Writing a custom activation function

Activation functions (also called transforms in neon) are nonlinearities such as rectified linear, softmax, or hyperbolic tangent functions.

Generally these functions are bundled together with a neural network layer such as Affine or Convolution.

We derive the Transform interface in neon, which specifies a call and bprop function. call is used during forward pass computation, and bprop is used to compute the derivative.



In [ ]:

    
from neon.backends import gen_backend
from neon.transforms.transform import Transform
be = gen_backend('gpu', batch_size=128)

class MySoftmax(Transform):
    """
    SoftMax activation function. Ensures that the activation output sums to 1.
    """
    def __init__(self, name=None):
        super(MySoftmax, self).__init__(name)

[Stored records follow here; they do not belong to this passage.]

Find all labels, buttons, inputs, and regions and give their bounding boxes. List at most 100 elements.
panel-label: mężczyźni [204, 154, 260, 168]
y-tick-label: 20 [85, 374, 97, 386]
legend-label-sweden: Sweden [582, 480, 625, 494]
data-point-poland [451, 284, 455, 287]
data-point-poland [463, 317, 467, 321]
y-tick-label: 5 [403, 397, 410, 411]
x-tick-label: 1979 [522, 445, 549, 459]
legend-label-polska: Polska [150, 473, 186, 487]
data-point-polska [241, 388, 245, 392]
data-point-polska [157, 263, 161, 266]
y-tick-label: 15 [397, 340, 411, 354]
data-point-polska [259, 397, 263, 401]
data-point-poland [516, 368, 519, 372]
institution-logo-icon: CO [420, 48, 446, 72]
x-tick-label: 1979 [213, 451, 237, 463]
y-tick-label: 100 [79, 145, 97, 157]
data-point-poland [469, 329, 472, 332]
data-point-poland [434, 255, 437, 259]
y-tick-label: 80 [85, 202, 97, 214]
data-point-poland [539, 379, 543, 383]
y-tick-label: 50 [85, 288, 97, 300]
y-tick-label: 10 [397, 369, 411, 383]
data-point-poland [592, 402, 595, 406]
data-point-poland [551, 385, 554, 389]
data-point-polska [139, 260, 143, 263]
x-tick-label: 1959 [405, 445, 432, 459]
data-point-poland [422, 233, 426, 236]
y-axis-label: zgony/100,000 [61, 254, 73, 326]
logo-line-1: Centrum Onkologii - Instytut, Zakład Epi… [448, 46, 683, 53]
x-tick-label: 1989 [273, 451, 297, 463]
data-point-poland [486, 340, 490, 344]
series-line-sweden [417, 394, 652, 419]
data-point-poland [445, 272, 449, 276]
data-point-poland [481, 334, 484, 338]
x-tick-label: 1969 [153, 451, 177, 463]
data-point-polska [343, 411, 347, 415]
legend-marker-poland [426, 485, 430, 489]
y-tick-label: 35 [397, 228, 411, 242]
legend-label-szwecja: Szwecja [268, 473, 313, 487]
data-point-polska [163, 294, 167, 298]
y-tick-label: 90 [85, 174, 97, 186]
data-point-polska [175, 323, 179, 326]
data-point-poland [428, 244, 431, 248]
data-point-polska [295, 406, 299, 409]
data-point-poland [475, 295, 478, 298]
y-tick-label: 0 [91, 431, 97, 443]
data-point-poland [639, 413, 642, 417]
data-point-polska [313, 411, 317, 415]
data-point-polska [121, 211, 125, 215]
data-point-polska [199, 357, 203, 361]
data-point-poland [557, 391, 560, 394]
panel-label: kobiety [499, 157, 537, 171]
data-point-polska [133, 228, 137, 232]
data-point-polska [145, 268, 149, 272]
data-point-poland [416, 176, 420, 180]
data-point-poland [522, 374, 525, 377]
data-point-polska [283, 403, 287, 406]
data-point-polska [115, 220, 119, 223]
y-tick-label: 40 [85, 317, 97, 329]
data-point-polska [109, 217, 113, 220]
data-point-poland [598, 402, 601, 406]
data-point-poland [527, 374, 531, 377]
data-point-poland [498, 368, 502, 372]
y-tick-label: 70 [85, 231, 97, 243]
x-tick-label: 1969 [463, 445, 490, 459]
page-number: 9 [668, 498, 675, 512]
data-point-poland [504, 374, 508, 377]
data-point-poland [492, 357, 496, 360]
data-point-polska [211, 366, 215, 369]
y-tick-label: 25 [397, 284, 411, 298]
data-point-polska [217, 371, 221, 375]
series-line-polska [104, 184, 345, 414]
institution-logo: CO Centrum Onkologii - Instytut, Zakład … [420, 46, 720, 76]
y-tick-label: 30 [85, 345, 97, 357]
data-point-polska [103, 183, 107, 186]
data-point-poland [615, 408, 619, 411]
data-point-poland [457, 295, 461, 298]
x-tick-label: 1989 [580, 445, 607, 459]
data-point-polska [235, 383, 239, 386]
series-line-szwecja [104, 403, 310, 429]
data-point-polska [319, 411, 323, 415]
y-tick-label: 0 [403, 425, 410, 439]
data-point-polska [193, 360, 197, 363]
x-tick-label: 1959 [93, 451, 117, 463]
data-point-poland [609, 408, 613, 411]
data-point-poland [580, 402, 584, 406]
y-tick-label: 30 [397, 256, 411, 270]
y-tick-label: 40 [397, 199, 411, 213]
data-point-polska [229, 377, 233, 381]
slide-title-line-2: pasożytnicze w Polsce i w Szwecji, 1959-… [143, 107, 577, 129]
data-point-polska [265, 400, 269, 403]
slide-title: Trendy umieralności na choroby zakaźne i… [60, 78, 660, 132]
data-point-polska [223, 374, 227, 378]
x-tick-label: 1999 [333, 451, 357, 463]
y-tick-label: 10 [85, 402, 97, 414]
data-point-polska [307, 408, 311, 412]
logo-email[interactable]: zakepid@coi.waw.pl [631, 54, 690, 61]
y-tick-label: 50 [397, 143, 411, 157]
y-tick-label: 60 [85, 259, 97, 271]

    def __call__(self, x):
        """
        Implement softmax(x) = e^(x-max(x)) / sum(e^(x-max(x))). 
        
        Input x has shape (# features, batch_size) 
        
        Return softmax(x), with shape (# features, batch_size), but where the features sum to 1.
                
        """

        expx = self.be.exp(x - self.be.max(x, axis=0))
        return expx / self.be.sum(expx, axis=0)
    
    def bprop(self, x):
        """
        We take a shortcut here- the derivative cancels out with a term in the CrossEntropy derivative.
        """
        return 1

Test our softmax

1) make some test data, on the host 2) move the test data to the device (GPU) 3) calculate softmax on our test data 4) copy the result back to the host, and inspect that it's correct.



In [ ]:

    
# generate some test data using numpy
import numpy as np
data_cpu = np.array([[1,1,1,1],
                     [1,2,3,4],
                     [1,3,5,7]])
print data_cpu.shape

# copy test data to the backend (GPU), and allocate an output buffer
data = be.array(data_cpu)

# test our softmax
mysoftmax = MySoftmax()
data[:] = mysoftmax(data)

data_cpu = data.get()
print data_cpu

# validate that our output sums to one
data_sum =  np.sum(data_cpu)
assert 1 - data_sum < 0.0001